Overview (Spoilers Below)

Visha has been working lots of jobs after school. Then, everybody else gets jobs too. There’s no such thing as a free lunch after all. 

Our Take

Every day, right after school ends, Visha is seen leaving immediately. Everyone makes pithy comments about it, but nobody bothers sticking around long enough to question it. Subaru and Kazuma leave with their respective harems; this is played up as a joke, but what it really does is call into question where everyone goes home to in this world. I guess everyone from the same franchise lives in the same house?

The next day, Subaru comments that he found Visha on the way home working at the butcher’s shop. Ains and Albedo say they saw her at the convenience store, and Kazuma says she was at the supermarket. As we can see, Visha gets around and takes on a lot of part-time jobs, which is probably the most admirable thing anybody has ever done in this history of this show.

For some reason, Tanya decides to hold an impromptu meeting to gather all of the places everyone saw her work at and consolidate this information. She receives a wide variety of eyewitness accounts that place her working at a hilariously large amount of stores. Of note among them, Cocytus says he saw her at the arts and crafts store. This leads to an offhand remark regarding Cocytus’ latent crafting ability, a topic that goes criminally unexplored and is definitely, unironically worth more attention. 

They confront Visha, who is immediately forthcoming with the truth. As for why specifically, it’s because the school cafeteria has a lunch special that costs 30,000 yen, which is ~$280. I’m not sure a student could afford that, especially since apparently all but one of them don’t even have a source of income. 

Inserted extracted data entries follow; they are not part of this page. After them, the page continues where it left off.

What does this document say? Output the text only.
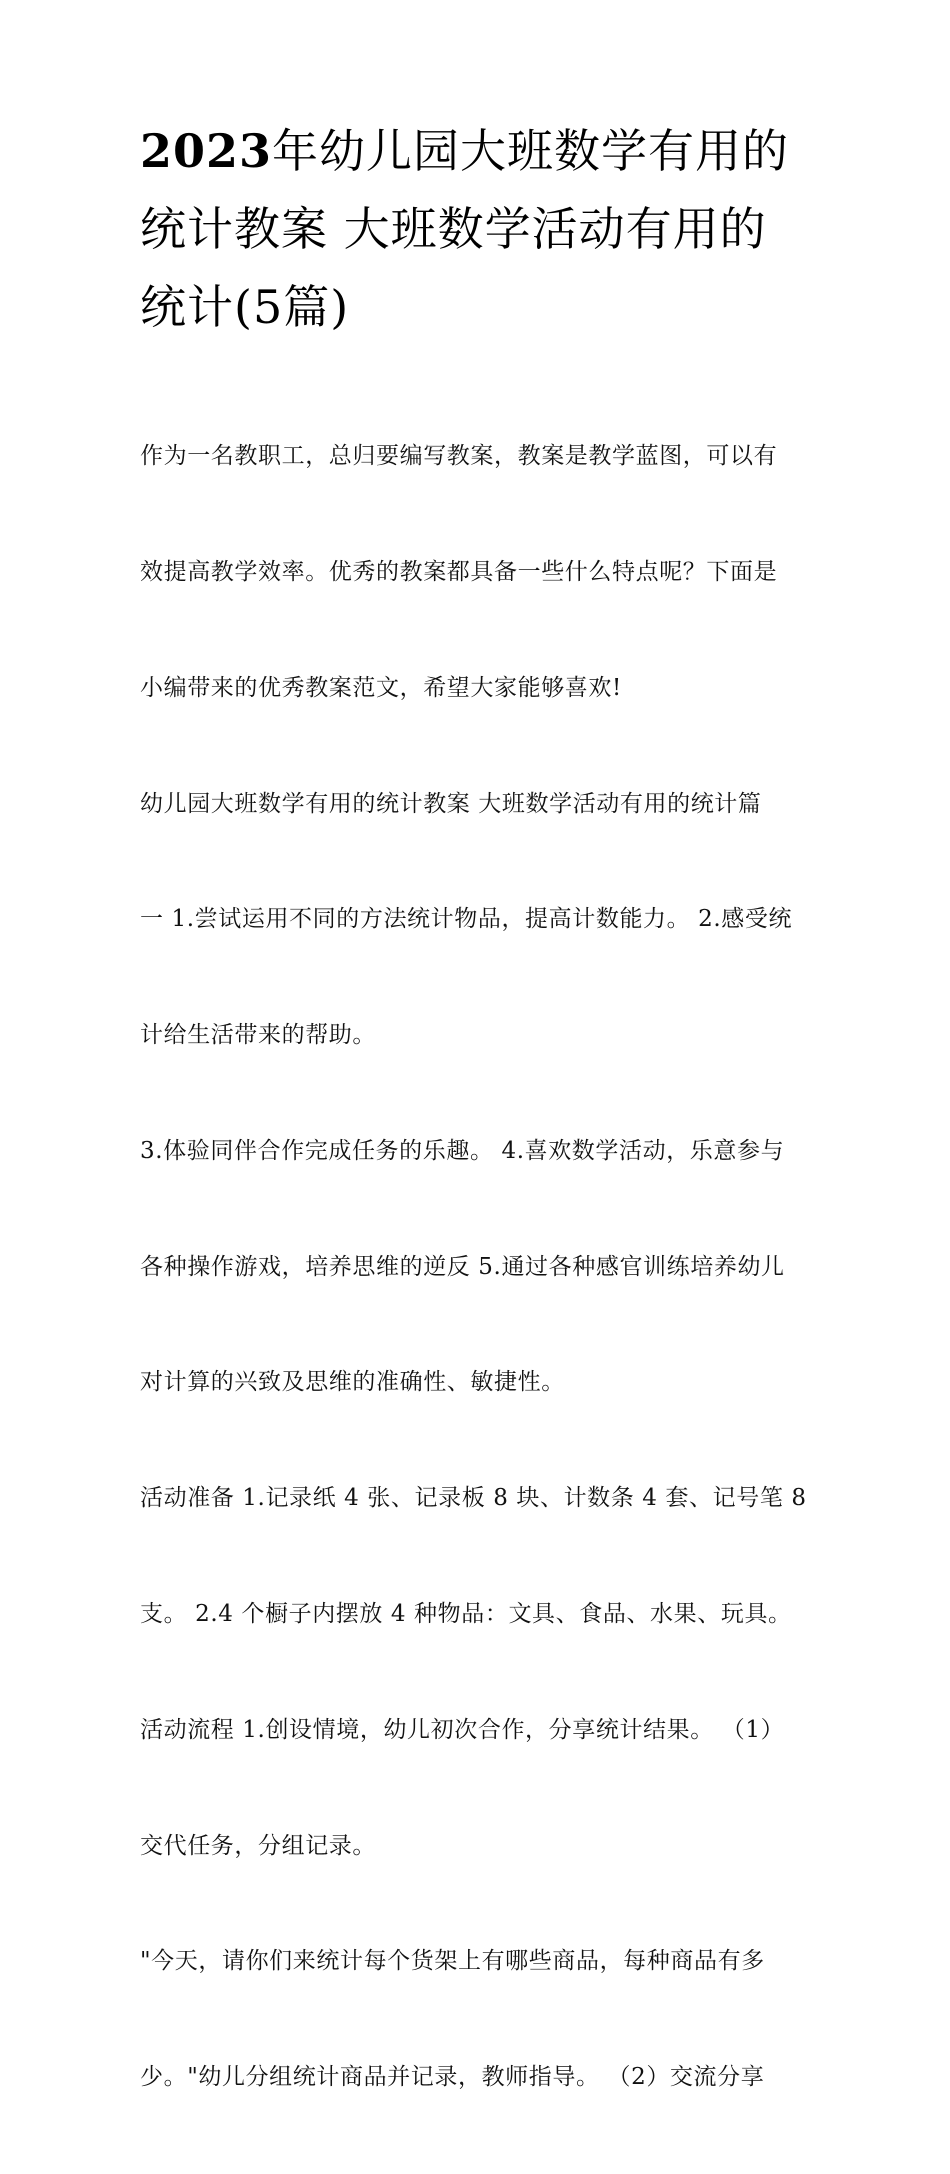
2023年幼儿园大班数学有用的
统计教案 大班数学活动有用的
统计(5篇)

作为一名教职工，总归要编写教案，教案是教学蓝图，可以有

效提高教学效率。优秀的教案都具备一些什么特点呢？下面是

小编带来的优秀教案范文，希望大家能够喜欢!

幼儿园大班数学有用的统计教案 大班数学活动有用的统计篇

一 1.尝试运用不同的方法统计物品，提高计数能力。 2.感受统

计给生活带来的帮助。

3.体验同伴合作完成任务的乐趣。 4.喜欢数学活动，乐意参与

各种操作游戏，培养思维的逆反 5.通过各种感官训练培养幼儿

对计算的兴致及思维的准确性、敏捷性。

活动准备 1.记录纸 4 张、记录板 8 块、计数条 4 套、记号笔 8

支。 2.4 个橱子内摆放 4 种物品：文具、食品、水果、玩具。

活动流程 1.创设情境，幼儿初次合作，分享统计结果。 （1）

交代任务，分组记录。

"今天，请你们来统计每个货架上有哪些商品，每种商品有多

少。"幼儿分组统计商品并记录，教师指导。 （2）交流分享
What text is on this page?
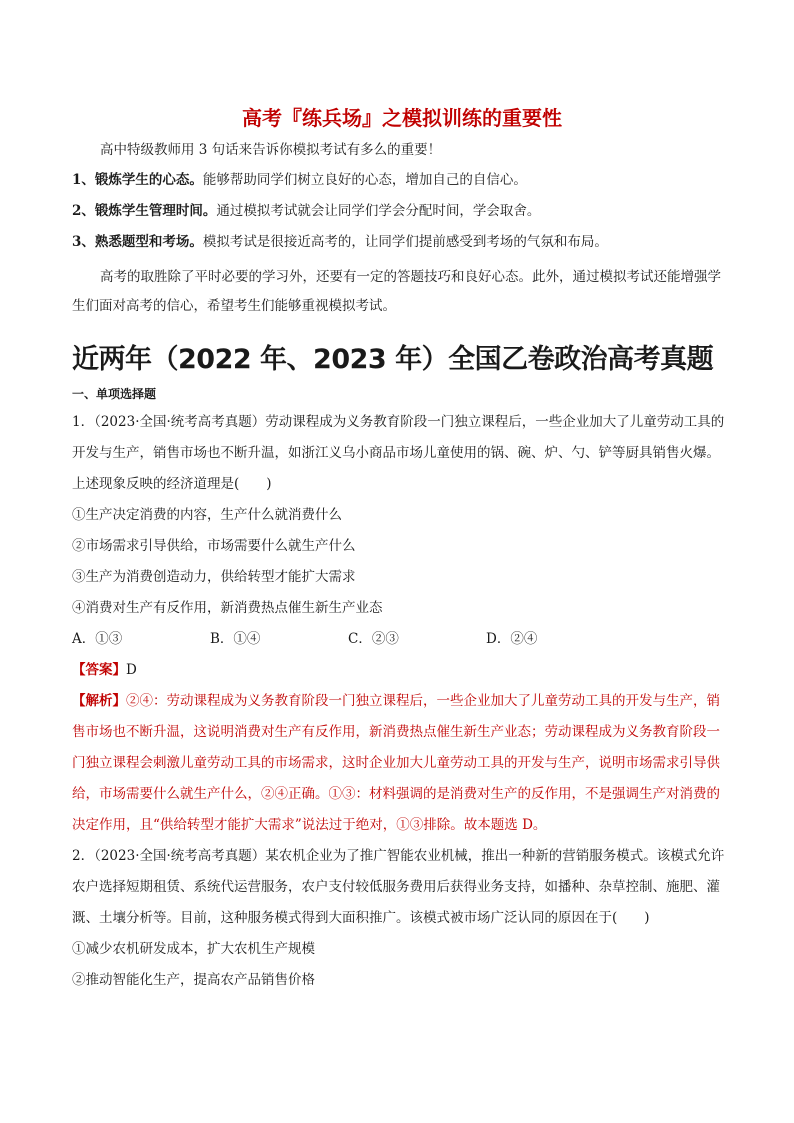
高考『练兵场』之模拟训练的重要性

高中特级教师用 3 句话来告诉你模拟考试有多么的重要！

1、锻炼学生的心态。能够帮助同学们树立良好的心态，增加自己的自信心。

2、锻炼学生管理时间。通过模拟考试就会让同学们学会分配时间，学会取舍。

3、熟悉题型和考场。模拟考试是很接近高考的，让同学们提前感受到考场的气氛和布局。

高考的取胜除了平时必要的学习外，还要有一定的答题技巧和良好心态。此外，通过模拟考试还能增强学生们面对高考的信心，希望考生们能够重视模拟考试。

近两年（2022 年、2023 年）全国乙卷政治高考真题
一、单项选择题

1．（2023·全国·统考高考真题）劳动课程成为义务教育阶段一门独立课程后，一些企业加大了儿童劳动工具的开发与生产，销售市场也不断升温，如浙江义乌小商品市场儿童使用的锅、碗、炉、勺、铲等厨具销售火爆。上述现象反映的经济道理是(　　)

①生产决定消费的内容，生产什么就消费什么

②市场需求引导供给，市场需要什么就生产什么

③生产为消费创造动力，供给转型才能扩大需求

④消费对生产有反作用，新消费热点催生新生产业态

A．①③	B．①④	C．②③	D．②④

【答案】D

【解析】②④：劳动课程成为义务教育阶段一门独立课程后，一些企业加大了儿童劳动工具的开发与生产，销售市场也不断升温，这说明消费对生产有反作用，新消费热点催生新生产业态；劳动课程成为义务教育阶段一门独立课程会刺激儿童劳动工具的市场需求，这时企业加大儿童劳动工具的开发与生产，说明市场需求引导供给，市场需要什么就生产什么，②④正确。①③：材料强调的是消费对生产的反作用，不是强调生产对消费的决定作用，且“供给转型才能扩大需求”说法过于绝对，①③排除。故本题选 D。

2．（2023·全国·统考高考真题）某农机企业为了推广智能农业机械，推出一种新的营销服务模式。该模式允许农户选择短期租赁、系统代运营服务，农户支付较低服务费用后获得业务支持，如播种、杂草控制、施肥、灌溉、土壤分析等。目前，这种服务模式得到大面积推广。该模式被市场广泛认同的原因在于(　　)

①减少农机研发成本，扩大农机生产规模

②推动智能化生产，提高农产品销售价格
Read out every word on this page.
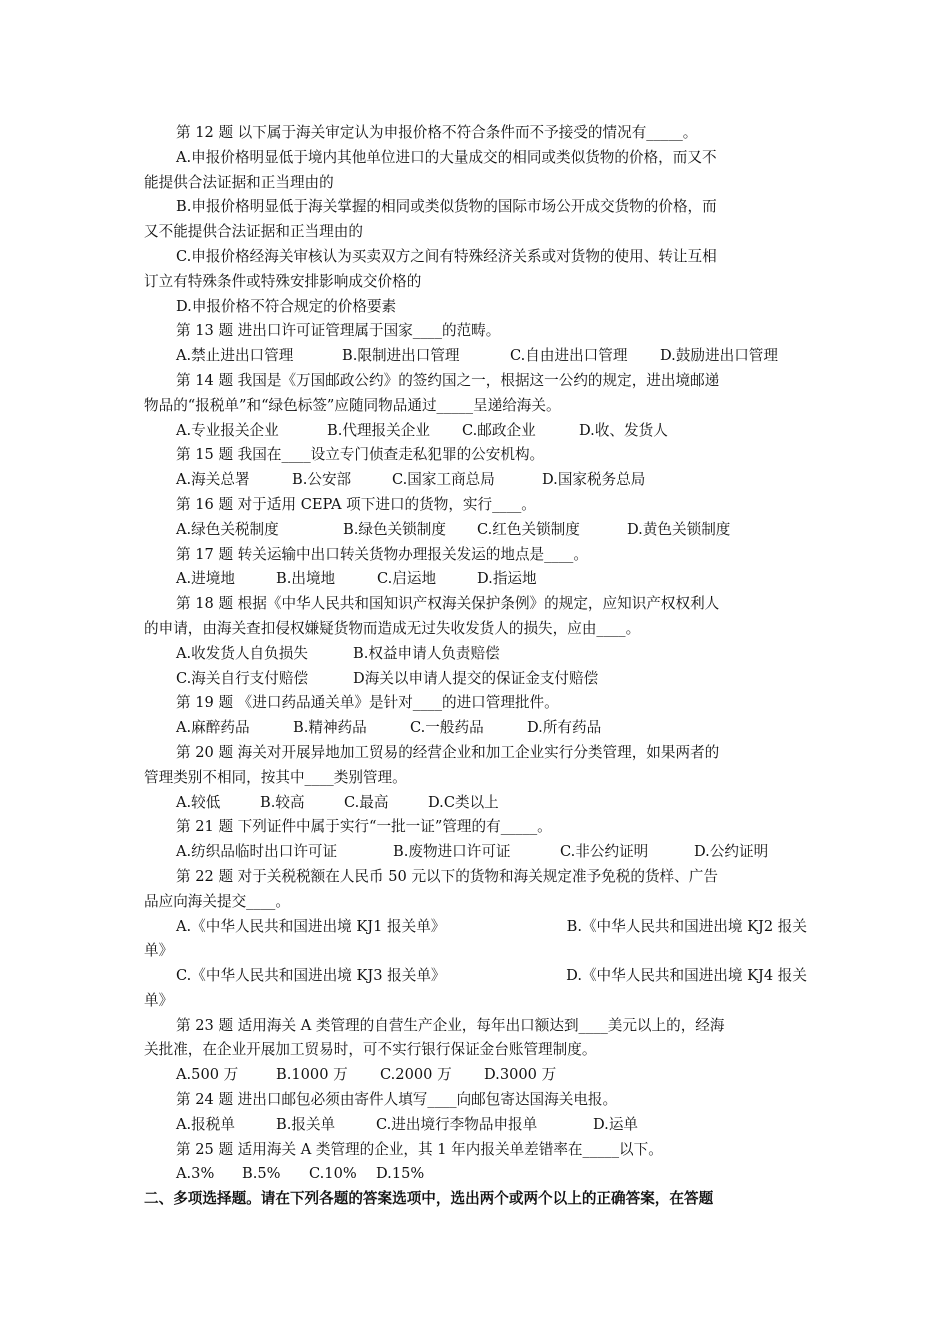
第 12 题 以下属于海关审定认为申报价格不符合条件而不予接受的情况有_____。
A.申报价格明显低于境内其他单位进口的大量成交的相同或类似货物的价格，而又不
能提供合法证据和正当理由的
B.申报价格明显低于海关掌握的相同或类似货物的国际市场公开成交货物的价格，而
又不能提供合法证据和正当理由的
C.申报价格经海关审核认为买卖双方之间有特殊经济关系或对货物的使用、转让互相
订立有特殊条件或特殊安排影响成交价格的
D.申报价格不符合规定的价格要素
第 13 题 进出口许可证管理属于国家____的范畴。
A.禁止进出口管理	B.限制进出口管理	C.自由进出口管理	D.鼓励进出口管理
第 14 题 我国是《万国邮政公约》的签约国之一，根据这一公约的规定，进出境邮递
物品的“报税单”和“绿色标签”应随同物品通过_____呈递给海关。
A.专业报关企业	B.代理报关企业	C.邮政企业	D.收、发货人
第 15 题 我国在____设立专门侦查走私犯罪的公安机构。
A.海关总署	B.公安部	C.国家工商总局	D.国家税务总局
第 16 题 对于适用 CEPA 项下进口的货物，实行____。
A.绿色关税制度	B.绿色关锁制度	C.红色关锁制度	D.黄色关锁制度
第 17 题 转关运输中出口转关货物办理报关发运的地点是____。
A.进境地	B.出境地	C.启运地	D.指运地
第 18 题 根据《中华人民共和国知识产权海关保护条例》的规定，应知识产权权利人
的申请，由海关查扣侵权嫌疑货物而造成无过失收发货人的损失，应由____。
A.收发货人自负损失	B.权益申请人负责赔偿
C.海关自行支付赔偿	D海关以申请人提交的保证金支付赔偿
第 19 题 《进口药品通关单》是针对____的进口管理批件。
A.麻醉药品	B.精神药品	C.一般药品	D.所有药品
第 20 题 海关对开展异地加工贸易的经营企业和加工企业实行分类管理，如果两者的
管理类别不相同，按其中____类别管理。
A.较低	B.较高	C.最高	D.C类以上
第 21 题 下列证件中属于实行“一批一证”管理的有_____。
A.纺织品临时出口许可证	B.废物进口许可证	C.非公约证明	D.公约证明
第 22 题 对于关税税额在人民币 50 元以下的货物和海关规定准予免税的货样、广告
品应向海关提交____。
A.《中华人民共和国进出境 KJ1 报关单》	B.《中华人民共和国进出境 KJ2 报关
单》
C.《中华人民共和国进出境 KJ3 报关单》	D.《中华人民共和国进出境 KJ4 报关
单》
第 23 题 适用海关 A 类管理的自营生产企业，每年出口额达到____美元以上的，经海
关批准，在企业开展加工贸易时，可不实行银行保证金台账管理制度。
A.500 万	B.1000 万	C.2000 万	D.3000 万
第 24 题 进出口邮包必须由寄件人填写____向邮包寄达国海关电报。
A.报税单	B.报关单	C.进出境行李物品申报单	D.运单
第 25 题 适用海关 A 类管理的企业，其 1 年内报关单差错率在_____以下。
A.3%	B.5%	C.10%	D.15%
二、多项选择题。请在下列各题的答案选项中，选出两个或两个以上的正确答案，在答题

With that said, all of the other characters decide to take a page from Visha’s book and take on part-time jobs themselves. Observant viewers will notice that all of the various places they work at are operated by the same guy with a mohawk, whose name is evidently Tough Guy.  This seems like just a visual gag, but it does actually come into play later. 

Ultimately, everyone else isn’t doing this because they’re interested in the lunch special, but rather so they can have some spare pocket change themselves. This episode really does call into question the specifics of how these characters subsist in this world. If they all live somewhere off-campus, how do they pay rent if they don’t have jobs?

The moment of truth arrives and Visha orders her long-awaited, ostentatiously expensive lunch special. Who else emerges from the kitchen but Tough Guy with a gigantic platter of various dishes slapped together. Everyone else scoffs at Visha, but she sees no problem with this and happily digs right in. You may scratch your head as well, but if you spent $280 on food, you’d probably try to eat it all too. I know I would. 

This episode isn’t really a hit, but it’s definitely not a miss either. There are a handful of great jokes in here; some played to their fullest capacity, others left with untouched potential. It’s also an unintentional half-assed attempt at some world-building; at least if you read a little too much into it.